The term ‘arity’ evokes images of complex differential diagrams that requires a graduate degree to understand, but the concept itself is rather simple. Arity is a value that represents the number of arguments a function takes. Does your method accept a single argument? Then it’s arity is one. Does it accept two arguments? Then it’s arity is two. Simple.
So it’s simple: a method’s arity is identical to its number of parameters? Not so fast! Arity refers specifically to arguments. Arguments are the values you pass into a method or function. A parameter typically expects you to pass a value to it when you call a method, but it’s possible that the value has been defaulted.
Bob Martin’s Clean Code Tip of the Week #10 was “Avoid Too Many Arguments.” That seems fair enough, but why is it that you hear things like “functions rarely have an arity greater than one.” There are two primary issues at play here.
1. Function inputs can be represented as composite types so that every argument is reduced to one.
2. Functions can be curried so that functions have one argument and returns another function (which has one argument and continues until the full chain is unraveled).
When closures occur, number one is sure to follow to capture the variables used within the lambda expression. The important thing to note is that although the compiler is taking care of the closure, human readers of the code are still experiencing many arguments. Uncle Bob’s tip should still be followed.

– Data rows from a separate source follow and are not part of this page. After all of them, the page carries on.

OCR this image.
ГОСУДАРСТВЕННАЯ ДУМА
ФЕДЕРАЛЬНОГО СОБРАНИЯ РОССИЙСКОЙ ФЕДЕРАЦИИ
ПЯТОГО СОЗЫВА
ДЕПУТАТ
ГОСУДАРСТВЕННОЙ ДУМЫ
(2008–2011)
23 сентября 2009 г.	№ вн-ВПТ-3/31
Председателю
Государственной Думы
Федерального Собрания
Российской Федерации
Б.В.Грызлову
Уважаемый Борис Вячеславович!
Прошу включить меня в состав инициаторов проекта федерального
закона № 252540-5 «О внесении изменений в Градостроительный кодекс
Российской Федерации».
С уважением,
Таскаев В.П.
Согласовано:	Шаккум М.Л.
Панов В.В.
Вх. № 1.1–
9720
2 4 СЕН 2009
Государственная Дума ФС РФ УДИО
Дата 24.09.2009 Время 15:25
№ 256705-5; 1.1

Number two is a powerful language feature, but it suffers from the same issue as above.
Lower arity also occurs when side effects from other external sources (such as system variables) are resulting in affected out with fewer arguments. This is undesirable, but sometimes necessary.
As always, keep your code readable and maintainable. Strive for lower arity, but don’t let it break you. Besides, I’d rather you call it “binary” than “arity 2.”